Mathias Denecke is a doctoral student at Leuphana university of Lüneburg. After finishing his B.A. and M.A. in literature-arts-media studies at university of Konstanz he received a doctoral scholarship at university of Lüneburg and was subsequently junior research fellow at the Centre for Digital Cultures (CDC) Lüneburg. In his doctoral project «Stream metaphors in digital cultures – scenes on the knowledge of mediation» he works on a history of knowledge. Focusing on theoretical positions in cultural and media studies describing technically mediated communication, the project maps discursive shifts concerning the relationship of user and environment. Here, stream metaphors serve as an access to the narrative fabrication of knowledge formations on digital cultures.

Reserach Project

concept of simulation within a cultural- and media scholarly discourse around 2000

Focusing on a concept of simulation within a cultural- and media scholarly discourse around 2000, the theoretical background is provided by Tholen’s (2002) conceptualisation of simulation. Accordingly, in regards to the ‹computer as a universal medium› and its specific logic of representation, we are living in an «age of simulation» (ibid.). Concerning the theoretical outlining of simulation, questions of representation and of the interface are pivotal (vgl. Burckhardt 1998; Krämer 1995; Rötzer 1991; Tholen 1999). This implies a theoretical focus on visibility and making visible, as well as on spatial and temporal modes of simulation. 

Within this framework the project draws particularly on such conceptualisations of simulation which assume a form of liquefaction. This approach assumes that the interfaced space of calculation and calculability is becoming liquid. Therefore, the project focuses on theoretical endeavours which both describe simulation in regards to interfaces and make profound use of the vocabulary of liquidity. In order to illustrate this notion of simulation the project’s focus is on scholarly descriptions of financial markets.
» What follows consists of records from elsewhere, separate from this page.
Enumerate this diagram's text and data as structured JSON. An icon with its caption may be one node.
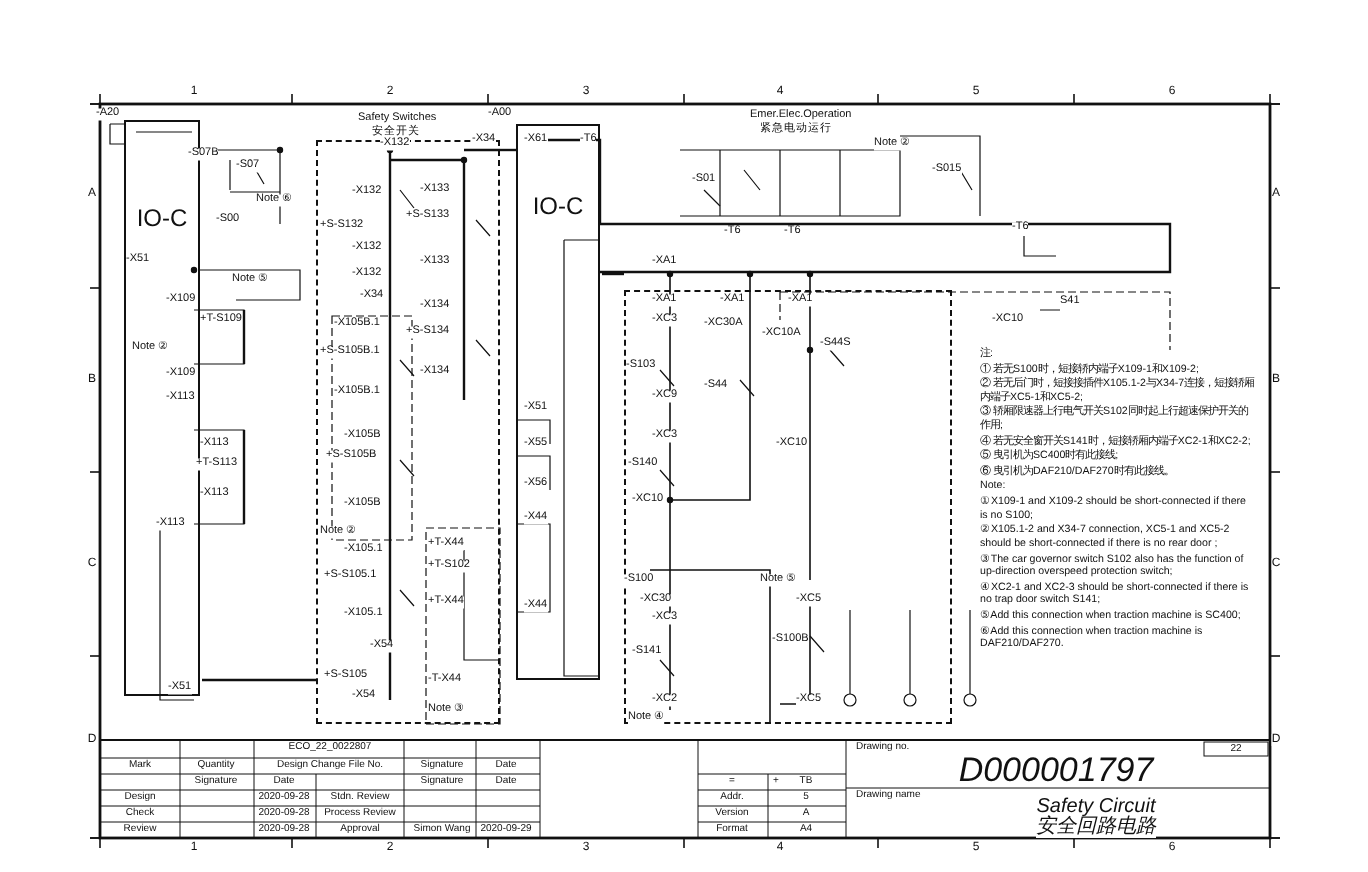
{
  "diagram": {
    "nodes": [
      {
        "text": [
          "IO-C"
        ]
      },
      {
        "text": [
          "Safety Switches",
          "安全开关"
        ]
      },
      {
        "text": [
          "IO-C"
        ]
      },
      {
        "text": [],
        "shape": "box"
      }
    ],
    "edges": [
      {
        "from": 0,
        "to": 1,
        "arrow": "none"
      },
      {
        "from": 1,
        "to": 2,
        "arrow": "none"
      },
      {
        "from": 2,
        "to": 3,
        "arrow": "none"
      }
    ],
    "labels": [
      "1",
      "2",
      "3",
      "4",
      "5",
      "6",
      "A",
      "B",
      "C",
      "D",
      "A",
      "B",
      "C",
      "D",
      "-A20",
      "-S07B",
      "-S07",
      "-S00",
      "Note ⑥",
      "Note ⑤",
      "-X51",
      "-X109",
      "+T-S109",
      "Note ②",
      "-X109",
      "-X113",
      "-X113",
      "+T-S113",
      "-X113",
      "-X113",
      "-X51",
      "-X132",
      "-X132",
      "+S-S132",
      "-X132",
      "-X132",
      "-X34",
      "-X105B.1",
      "+S-S105B.1",
      "-X105B.1",
      "-X105B",
      "+S-S105B",
      "-X105B",
      "Note ②",
      "-X105.1",
      "+S-S105.1",
      "-X105.1",
      "-X54",
      "+S-S105",
      "-X54",
      "-X133",
      "+S-S133",
      "-X133",
      "-X134",
      "+S-S134",
      "-X134",
      "-X34",
      "+T-X44",
      "+T-S102",
      "+T-X44",
      "-T-X44",
      "Note ③",
      "-A00",
      "-X61",
      "-T6",
      "-X51",
      "-X55",
      "-X56",
      "-X44",
      "-X44",
      "-S01",
      "Note ②",
      "-S015",
      "-T6",
      "-T6",
      "-T6",
      "-XA1",
      "-XA1",
      "-XA1",
      "-XA1",
      "-XC3",
      "-XC30A",
      "-XC10A",
      "-S44S",
      "-S103",
      "-S44",
      "-XC9",
      "-XC3",
      "-S140",
      "-XC10",
      "S41",
      "-XC10",
      "-XC10",
      "-S100",
      "-XC30",
      "-XC3",
      "-S141",
      "-XC2",
      "Note ④",
      "Note ⑤",
      "-XC5",
      "-S100B",
      "-XC5",
      "注:",
      "① 若无S100时，短接轿内端子X109-1和X109-2;",
      "② 若无后门时，短接接插件X105.1-2与X34-7连接，短接轿厢内端子XC5-1和XC5-2;",
      "③ 轿厢限速器上行电气开关S102同时起上行超速保护开关的作用;",
      "④ 若无安全窗开关S141时，短接轿厢内端子XC2-1和XC2-2;",
      "⑤ 曳引机为SC400时有此接线;",
      "⑥ 曳引机为DAF210/DAF270时有此接线。",
      "Note:",
      "① X109-1 and X109-2 should be short-connected if there is no S100;",
      "② X105.1-2 and X34-7 connection, XC5-1 and XC5-2 should be short-connected if there is no rear door ;",
      "③ The car governor switch S102 also has the function of up-direction overspeed protection switch;",
      "④ XC2-1 and XC2-3 should be short-connected if there is no trap door switch S141;",
      "⑤ Add this connection when traction machine is SC400;",
      "⑥ Add this connection when traction machine is DAF210/DAF270.",
      "ECO_22_0022807",
      "Mark",
      "Quantity",
      "Design Change File No.",
      "Signature",
      "Date",
      "Signature",
      "Date",
      "Signature",
      "Date",
      "Design",
      "2020-09-28",
      "Stdn. Review",
      "Check",
      "2020-09-28",
      "Process Review",
      "Review",
      "2020-09-28",
      "Approval",
      "Simon Wang",
      "2020-09-29",
      "=",
      "+",
      "TB",
      "Addr.",
      "5",
      "Version",
      "A",
      "Format",
      "A4",
      "Drawing no.",
      "22",
      "D000001797",
      "Drawing name",
      "Safety Circuit",
      "安全回路电路",
      "1",
      "2",
      "3",
      "4",
      "5",
      "6",
      "Emer.Elec.Operation",
      "紧急电动运行"
    ]
  }
}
Knorr-Cetina’s study on financial transactions serves as a case study: «In such markets, a scopic system is an arrangement of hardware, software, and human feeds that together function like a scope: like a mechanism of observation and projection, here collecting, augmenting, and transmitting the reality of the markets, their internal environments and external context.» (2009, 4) Here, computer screens can be interrogated as simulating interfaces which ultimately create an ‹ontology of fludity› (Knorr-Cetina 2009).
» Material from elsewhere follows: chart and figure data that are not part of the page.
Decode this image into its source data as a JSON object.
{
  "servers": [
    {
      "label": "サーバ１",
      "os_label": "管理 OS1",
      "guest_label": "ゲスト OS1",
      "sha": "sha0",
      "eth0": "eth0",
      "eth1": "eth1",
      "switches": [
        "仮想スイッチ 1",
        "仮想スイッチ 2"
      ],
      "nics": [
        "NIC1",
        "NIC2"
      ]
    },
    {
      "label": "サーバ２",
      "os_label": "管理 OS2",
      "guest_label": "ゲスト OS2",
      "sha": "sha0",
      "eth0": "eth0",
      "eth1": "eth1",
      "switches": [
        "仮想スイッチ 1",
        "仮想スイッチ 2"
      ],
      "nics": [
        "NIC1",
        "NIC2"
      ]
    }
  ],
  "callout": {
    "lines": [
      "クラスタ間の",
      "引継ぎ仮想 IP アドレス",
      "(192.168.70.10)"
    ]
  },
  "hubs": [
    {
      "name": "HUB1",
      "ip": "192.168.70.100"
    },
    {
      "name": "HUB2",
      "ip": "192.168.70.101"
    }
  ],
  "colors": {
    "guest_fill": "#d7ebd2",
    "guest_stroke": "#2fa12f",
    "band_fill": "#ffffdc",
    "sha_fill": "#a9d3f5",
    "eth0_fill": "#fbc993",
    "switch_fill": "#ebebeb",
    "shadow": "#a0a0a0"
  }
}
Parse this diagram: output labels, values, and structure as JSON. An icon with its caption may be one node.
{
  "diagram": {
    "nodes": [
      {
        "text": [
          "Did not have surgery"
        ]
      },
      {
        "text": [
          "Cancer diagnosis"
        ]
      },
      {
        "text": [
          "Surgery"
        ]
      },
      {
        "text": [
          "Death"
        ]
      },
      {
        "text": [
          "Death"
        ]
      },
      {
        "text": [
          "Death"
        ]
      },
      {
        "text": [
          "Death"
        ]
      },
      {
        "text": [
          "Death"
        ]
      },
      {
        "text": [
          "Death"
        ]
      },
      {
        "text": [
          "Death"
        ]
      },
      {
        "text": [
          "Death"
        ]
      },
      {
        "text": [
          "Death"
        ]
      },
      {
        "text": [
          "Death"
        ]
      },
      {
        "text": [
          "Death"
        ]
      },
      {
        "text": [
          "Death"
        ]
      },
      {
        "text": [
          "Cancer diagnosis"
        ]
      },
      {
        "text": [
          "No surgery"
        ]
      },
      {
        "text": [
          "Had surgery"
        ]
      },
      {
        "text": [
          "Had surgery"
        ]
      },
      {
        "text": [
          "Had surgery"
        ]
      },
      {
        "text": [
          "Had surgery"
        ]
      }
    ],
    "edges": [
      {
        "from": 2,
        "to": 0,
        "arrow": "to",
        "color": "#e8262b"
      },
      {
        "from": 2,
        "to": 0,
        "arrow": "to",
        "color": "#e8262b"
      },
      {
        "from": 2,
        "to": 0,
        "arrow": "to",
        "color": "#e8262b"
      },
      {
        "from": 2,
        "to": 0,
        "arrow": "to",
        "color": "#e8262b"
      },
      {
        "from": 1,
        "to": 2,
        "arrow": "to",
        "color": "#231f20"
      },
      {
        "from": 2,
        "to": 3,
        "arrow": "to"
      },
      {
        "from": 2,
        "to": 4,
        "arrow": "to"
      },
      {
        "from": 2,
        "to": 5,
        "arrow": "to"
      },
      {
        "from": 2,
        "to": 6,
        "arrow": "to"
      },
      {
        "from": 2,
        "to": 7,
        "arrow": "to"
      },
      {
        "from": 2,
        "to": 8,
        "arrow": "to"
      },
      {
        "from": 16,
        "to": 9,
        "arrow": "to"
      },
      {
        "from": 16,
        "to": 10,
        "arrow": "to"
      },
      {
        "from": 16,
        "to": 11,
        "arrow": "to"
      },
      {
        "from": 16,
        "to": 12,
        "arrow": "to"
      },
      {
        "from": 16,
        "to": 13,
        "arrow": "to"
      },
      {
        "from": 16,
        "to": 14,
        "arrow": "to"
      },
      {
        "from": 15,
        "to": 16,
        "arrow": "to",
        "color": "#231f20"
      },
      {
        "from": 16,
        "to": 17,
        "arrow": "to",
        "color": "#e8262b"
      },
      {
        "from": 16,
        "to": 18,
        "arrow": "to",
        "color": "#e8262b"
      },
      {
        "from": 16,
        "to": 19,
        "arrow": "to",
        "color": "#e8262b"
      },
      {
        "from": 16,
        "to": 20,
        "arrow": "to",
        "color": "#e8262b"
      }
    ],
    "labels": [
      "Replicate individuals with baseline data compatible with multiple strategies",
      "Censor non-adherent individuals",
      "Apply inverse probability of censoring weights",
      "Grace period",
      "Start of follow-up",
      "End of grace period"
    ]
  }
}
The analysis is divided in two parts. First, the project seeks to interrogate the effect of metaphors of liquidity on the cultural and media scholarly knowledge of computer simulation. Here, metaphors provide an access to the knowledge of simulation in digital cultures (cf. Behnstedt et.al. 2007, 9).The project focuses on «epistemologies of narration» in the respective theoretical position (Kilcher u.a. 2014, 9; vgl. Gugerli u.a. 2014). Following a ‹playful› approach on metaphors (Gehring 2014, 202; Blumenberg 2012; 1971) the project aims on a critique of knowledge through the metaphors. Second, the project searches for possible theoretical backsides of the usage of liquid vocabulary in general (Simonsen 2004; Sutherland 2013), and specifically in regards to financial markets (Roberts/Joseph 2015). Seeking for descriptive potentials as well as challenges in cultural and media scholarly writings, the analysis focuses on the theoretical settings in which interfaced simulation is described with regard to metaphors of liquidity.